Polynesians, probably from the Marquesas Islands, settled in the Hawaiian Islands in the seventh or eighth century A.D. Polynesians from Tahiti came around 1200. These early settlers lived in the fertile valleys and on the lowlands. Europeans may have visited the islands in the 16th century, but the European discovery of the islands is usually credited to Captain James Cook, a British navigator who arrived in 1778. He named the island group the Sandwich Islands in honor of his patron, the Earl of Sandwich, who was First Lord of the British Admiralty. On a second visit to the islands in 1779, Cook was killed by a native following a dispute over the theft of a boat.

At the time of European discovery, Hawaii consisted of several independent kingdoms, each with a feudal society. The population was about 240,000. Kamehameha I, “the Great,” came to the throne of one of the kingdoms in 1782. With firearms and foreign advisers, he succeeded in uniting the islands under his rule in 1810. He died in 1819, but his dynasty continued until 1872.

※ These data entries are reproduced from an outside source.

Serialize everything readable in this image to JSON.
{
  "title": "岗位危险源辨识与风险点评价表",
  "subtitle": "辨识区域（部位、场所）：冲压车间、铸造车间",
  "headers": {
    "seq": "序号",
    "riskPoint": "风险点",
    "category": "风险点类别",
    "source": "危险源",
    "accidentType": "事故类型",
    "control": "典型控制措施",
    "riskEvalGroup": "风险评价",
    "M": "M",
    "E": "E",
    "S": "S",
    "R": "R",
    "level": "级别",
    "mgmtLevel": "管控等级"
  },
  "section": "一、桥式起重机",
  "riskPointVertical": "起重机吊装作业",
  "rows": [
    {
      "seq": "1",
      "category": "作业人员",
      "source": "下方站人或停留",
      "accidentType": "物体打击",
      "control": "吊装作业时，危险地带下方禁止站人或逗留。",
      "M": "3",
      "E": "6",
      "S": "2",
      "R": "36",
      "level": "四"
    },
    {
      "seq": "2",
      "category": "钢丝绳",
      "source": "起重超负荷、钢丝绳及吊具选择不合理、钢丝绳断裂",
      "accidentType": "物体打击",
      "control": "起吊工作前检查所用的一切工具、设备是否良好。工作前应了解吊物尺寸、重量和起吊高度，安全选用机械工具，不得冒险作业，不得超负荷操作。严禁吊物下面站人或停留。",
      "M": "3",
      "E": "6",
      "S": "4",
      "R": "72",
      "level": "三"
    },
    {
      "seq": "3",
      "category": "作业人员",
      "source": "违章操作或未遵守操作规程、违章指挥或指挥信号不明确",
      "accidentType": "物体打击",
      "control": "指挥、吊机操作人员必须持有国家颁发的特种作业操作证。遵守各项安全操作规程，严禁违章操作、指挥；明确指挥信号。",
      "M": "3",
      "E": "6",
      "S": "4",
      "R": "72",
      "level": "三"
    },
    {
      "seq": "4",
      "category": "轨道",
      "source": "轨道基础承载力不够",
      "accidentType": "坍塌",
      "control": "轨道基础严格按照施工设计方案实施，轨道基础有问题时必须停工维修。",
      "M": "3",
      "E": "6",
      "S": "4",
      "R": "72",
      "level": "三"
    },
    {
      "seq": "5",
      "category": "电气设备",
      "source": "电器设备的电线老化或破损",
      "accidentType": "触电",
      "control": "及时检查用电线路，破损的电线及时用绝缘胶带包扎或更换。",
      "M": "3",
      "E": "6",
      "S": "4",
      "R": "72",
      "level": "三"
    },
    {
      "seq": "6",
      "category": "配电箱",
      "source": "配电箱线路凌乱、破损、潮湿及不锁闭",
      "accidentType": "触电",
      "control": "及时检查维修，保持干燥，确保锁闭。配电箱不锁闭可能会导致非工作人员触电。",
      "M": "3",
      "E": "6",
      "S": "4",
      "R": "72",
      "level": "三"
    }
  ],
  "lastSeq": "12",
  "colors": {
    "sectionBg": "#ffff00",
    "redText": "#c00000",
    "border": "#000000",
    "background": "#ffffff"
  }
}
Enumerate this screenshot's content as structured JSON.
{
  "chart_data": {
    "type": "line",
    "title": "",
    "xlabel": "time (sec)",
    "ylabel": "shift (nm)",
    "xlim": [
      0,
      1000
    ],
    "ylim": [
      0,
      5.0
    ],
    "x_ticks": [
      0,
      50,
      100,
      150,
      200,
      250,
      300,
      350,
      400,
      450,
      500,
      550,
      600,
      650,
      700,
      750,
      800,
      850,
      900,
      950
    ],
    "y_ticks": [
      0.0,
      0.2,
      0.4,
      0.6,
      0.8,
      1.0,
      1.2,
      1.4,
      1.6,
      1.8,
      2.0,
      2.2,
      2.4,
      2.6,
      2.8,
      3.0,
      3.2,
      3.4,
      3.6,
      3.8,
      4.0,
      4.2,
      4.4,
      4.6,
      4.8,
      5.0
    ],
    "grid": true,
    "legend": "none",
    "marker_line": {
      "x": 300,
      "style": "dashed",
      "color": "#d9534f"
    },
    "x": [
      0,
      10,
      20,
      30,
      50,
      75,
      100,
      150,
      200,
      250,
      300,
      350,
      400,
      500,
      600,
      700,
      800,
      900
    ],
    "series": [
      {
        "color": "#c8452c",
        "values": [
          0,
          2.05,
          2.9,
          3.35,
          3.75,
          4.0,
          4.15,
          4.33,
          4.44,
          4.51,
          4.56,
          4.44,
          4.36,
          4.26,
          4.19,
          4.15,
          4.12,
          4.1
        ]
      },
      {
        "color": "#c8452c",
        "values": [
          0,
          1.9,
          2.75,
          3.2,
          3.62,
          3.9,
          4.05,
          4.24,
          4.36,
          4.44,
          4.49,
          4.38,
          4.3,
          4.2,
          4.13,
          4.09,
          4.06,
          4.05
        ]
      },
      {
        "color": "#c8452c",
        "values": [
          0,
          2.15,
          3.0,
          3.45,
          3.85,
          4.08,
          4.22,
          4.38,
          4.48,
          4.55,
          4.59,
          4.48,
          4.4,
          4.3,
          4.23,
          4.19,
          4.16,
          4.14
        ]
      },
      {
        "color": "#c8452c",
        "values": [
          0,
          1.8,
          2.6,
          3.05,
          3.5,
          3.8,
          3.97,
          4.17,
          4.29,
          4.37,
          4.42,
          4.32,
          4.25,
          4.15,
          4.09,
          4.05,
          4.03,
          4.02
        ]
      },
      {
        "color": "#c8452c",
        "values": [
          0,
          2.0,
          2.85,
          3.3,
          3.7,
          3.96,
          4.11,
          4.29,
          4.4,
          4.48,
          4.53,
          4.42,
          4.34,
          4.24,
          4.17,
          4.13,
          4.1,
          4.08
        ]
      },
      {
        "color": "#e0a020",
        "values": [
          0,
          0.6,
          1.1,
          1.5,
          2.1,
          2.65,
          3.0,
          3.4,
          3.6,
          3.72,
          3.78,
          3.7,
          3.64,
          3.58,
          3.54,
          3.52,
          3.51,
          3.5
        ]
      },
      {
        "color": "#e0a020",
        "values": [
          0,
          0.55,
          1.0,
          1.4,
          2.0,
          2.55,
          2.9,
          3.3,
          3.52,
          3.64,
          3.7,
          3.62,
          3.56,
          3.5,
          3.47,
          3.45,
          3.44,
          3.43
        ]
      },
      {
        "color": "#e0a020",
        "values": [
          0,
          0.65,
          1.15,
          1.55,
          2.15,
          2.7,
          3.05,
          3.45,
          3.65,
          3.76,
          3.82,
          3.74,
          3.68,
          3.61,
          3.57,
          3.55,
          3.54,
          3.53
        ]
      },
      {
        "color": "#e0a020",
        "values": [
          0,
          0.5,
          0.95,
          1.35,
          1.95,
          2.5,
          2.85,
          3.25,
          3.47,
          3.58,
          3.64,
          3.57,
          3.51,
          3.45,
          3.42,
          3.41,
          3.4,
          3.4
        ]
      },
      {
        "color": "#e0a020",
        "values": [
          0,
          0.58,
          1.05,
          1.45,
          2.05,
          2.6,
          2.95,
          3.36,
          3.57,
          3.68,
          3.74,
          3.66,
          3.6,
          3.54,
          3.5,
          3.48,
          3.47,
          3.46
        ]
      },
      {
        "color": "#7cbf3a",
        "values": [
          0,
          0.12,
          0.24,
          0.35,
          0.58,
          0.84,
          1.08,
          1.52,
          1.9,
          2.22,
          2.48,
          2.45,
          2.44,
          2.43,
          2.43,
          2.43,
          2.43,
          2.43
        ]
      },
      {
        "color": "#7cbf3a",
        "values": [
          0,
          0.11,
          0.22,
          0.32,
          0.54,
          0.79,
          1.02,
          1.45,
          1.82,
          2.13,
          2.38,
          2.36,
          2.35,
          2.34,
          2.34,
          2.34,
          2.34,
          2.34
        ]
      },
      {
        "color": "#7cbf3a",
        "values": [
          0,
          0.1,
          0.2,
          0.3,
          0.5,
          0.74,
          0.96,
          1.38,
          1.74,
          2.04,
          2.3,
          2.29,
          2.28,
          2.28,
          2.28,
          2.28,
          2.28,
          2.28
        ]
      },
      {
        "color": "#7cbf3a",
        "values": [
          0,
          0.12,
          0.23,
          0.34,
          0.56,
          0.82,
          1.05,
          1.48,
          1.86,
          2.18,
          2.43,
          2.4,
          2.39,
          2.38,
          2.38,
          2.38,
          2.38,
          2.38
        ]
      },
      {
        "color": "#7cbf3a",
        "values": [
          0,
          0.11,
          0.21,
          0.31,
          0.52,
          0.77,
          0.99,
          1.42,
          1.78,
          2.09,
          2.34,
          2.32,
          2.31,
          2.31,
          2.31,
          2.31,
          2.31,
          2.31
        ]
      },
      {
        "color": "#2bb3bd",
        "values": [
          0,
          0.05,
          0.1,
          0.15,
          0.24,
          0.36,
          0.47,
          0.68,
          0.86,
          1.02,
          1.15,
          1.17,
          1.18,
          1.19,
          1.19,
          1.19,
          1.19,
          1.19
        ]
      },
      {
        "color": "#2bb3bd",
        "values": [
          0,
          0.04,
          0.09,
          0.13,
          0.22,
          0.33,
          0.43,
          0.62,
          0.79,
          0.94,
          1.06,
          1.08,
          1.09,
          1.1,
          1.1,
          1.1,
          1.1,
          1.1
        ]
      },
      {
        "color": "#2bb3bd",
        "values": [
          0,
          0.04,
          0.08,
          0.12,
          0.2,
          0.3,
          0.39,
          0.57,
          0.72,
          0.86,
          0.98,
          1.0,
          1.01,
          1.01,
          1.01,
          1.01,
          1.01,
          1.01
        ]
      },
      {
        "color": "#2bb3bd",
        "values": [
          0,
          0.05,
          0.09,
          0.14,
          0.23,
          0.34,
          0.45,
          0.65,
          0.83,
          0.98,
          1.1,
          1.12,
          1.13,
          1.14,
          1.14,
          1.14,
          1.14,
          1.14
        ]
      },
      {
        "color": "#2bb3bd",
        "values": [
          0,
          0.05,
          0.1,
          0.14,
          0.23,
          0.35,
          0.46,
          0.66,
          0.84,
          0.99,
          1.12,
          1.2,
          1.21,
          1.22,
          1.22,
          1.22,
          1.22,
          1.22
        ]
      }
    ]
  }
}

Congregational missionaries from New England arrived in 1820. They devised an alphabet for the language, founded schools, and converted many of the people. Roman Catholic priests came a few years later. During this period agriculture was developed, industry was begun, and foreign trade was expanded. In 1843 the United States recognized the islands as an independent kingdom. The kingdom of Hawaii had a constitution with some democratic features. Late in the 19th century many Asians were brought in to work on the plantations.